Hardware vs. software
So is it better to use a dedicated data warehouse appliance with its own internal storage or select a data warehousing application to run on your existing storage infrastructure? The answer is "both," depending on your business objectives. The tradeoff is often in efficiency. For example, data warehouse implementations based on established database software like Oracle, IBM's DB2, Microsoft's SQL, or NCR's Teradata offer flexibility, often able to tackle a wide variety of business problems -- though sometimes at the expense of efficiency.
Conversely, a dedicated appliance may be tailored to handle specific or more complex business problems faster than software-only products. "If it [BI] becomes a larger problem, then optimized solutions like a Netezza Corp. or DATAllegro will always find a way to beat the regular, standard, run-of-the-mill solutions," Taneja says.

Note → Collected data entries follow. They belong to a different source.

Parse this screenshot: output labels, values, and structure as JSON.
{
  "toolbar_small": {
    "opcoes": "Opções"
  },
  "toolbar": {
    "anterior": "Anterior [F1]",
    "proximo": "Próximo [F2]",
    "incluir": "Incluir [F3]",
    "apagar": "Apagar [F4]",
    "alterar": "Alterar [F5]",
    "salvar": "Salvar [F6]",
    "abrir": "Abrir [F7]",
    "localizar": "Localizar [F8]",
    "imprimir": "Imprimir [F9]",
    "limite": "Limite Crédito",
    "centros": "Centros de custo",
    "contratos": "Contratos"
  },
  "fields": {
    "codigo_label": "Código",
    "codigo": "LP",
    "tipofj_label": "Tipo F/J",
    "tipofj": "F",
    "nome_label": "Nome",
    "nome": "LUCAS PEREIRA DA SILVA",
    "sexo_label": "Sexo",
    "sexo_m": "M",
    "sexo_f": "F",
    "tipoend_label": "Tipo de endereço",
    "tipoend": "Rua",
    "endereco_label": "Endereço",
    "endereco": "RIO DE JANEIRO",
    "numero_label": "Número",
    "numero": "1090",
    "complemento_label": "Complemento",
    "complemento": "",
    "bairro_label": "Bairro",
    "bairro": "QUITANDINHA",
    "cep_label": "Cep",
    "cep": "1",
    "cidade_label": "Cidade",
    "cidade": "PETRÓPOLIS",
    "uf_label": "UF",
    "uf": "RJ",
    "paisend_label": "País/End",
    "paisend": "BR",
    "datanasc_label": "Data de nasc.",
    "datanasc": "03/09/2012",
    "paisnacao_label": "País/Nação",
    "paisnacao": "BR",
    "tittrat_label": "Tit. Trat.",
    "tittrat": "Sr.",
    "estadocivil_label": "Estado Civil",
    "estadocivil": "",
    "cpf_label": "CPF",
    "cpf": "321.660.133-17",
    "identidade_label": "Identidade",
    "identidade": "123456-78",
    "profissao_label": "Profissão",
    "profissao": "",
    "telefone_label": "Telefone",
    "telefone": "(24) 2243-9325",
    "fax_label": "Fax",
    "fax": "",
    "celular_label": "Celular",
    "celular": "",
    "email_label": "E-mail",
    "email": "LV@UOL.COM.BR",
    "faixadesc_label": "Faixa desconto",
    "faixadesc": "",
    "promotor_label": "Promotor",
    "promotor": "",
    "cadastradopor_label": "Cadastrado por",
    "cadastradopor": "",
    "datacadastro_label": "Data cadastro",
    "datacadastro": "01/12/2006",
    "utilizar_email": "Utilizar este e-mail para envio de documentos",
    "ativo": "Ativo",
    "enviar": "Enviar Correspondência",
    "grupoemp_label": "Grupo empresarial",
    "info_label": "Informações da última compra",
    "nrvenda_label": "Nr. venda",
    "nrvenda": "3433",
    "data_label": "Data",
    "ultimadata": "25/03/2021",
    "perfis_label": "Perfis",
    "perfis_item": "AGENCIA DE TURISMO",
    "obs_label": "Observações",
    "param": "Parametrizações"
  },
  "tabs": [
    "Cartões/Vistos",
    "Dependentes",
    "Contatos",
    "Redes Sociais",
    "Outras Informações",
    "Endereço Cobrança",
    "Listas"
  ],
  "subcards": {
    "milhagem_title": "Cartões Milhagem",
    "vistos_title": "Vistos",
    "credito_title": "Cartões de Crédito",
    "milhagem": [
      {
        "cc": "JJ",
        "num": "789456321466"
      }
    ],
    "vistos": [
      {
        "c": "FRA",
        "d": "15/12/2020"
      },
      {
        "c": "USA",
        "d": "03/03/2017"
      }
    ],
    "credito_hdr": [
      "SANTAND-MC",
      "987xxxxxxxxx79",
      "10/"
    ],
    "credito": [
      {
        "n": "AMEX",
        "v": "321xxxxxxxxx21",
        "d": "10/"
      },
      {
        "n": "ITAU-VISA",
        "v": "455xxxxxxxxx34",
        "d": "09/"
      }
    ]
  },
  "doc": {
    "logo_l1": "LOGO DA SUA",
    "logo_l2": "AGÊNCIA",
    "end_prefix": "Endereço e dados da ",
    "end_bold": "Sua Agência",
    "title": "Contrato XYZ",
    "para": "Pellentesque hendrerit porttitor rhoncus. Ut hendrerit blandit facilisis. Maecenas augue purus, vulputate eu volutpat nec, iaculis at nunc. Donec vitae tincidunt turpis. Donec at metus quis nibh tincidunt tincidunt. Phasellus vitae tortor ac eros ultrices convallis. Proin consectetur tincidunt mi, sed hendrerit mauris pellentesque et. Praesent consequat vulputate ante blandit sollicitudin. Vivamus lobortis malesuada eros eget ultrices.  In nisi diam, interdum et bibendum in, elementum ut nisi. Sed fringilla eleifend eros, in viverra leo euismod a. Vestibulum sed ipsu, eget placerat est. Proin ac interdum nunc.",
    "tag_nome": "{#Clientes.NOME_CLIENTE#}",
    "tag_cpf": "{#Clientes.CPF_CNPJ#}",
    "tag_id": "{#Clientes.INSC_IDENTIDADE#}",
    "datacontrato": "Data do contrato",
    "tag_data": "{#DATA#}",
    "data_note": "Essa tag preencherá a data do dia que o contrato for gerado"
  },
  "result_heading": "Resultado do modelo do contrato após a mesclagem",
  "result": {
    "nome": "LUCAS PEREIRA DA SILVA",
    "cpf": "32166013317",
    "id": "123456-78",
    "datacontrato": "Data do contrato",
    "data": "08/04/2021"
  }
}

The trick, Taneja says, is not achieving the fastest possible response time but getting the most benefit from each query. For example, getting a response two minutes sooner does not benefit the organization unless it translates into additional profit.
When considering an approach to data warehousing, it's also important to look ahead to changing business needs. There is certainly nothing wrong with Oracle Corp. or SQL handling data warehouse tasks on a SAN, but data warehouses are not static entities, and long-term scalability is always an issue. "The business always wants to put more data in, more users, more queries and growing at 60%-100% per annum in terms of data," says Stuart Frost, CEO at appliance provider DATAllegro. "Those [software-based] solutions very quickly get overwhelmed by demands from the business."
Cliff Longman, chief technology officer at software provider Kalido Inc. concedes that dedicated appliances can potentially provide some performance benefits for data warehousing tasks but warns that dedicated appliances can be adversely affected by changing business needs as well. "You should really weigh the business risk and benefits against the technical cost and opportunity for potentially improved performance," Longman says.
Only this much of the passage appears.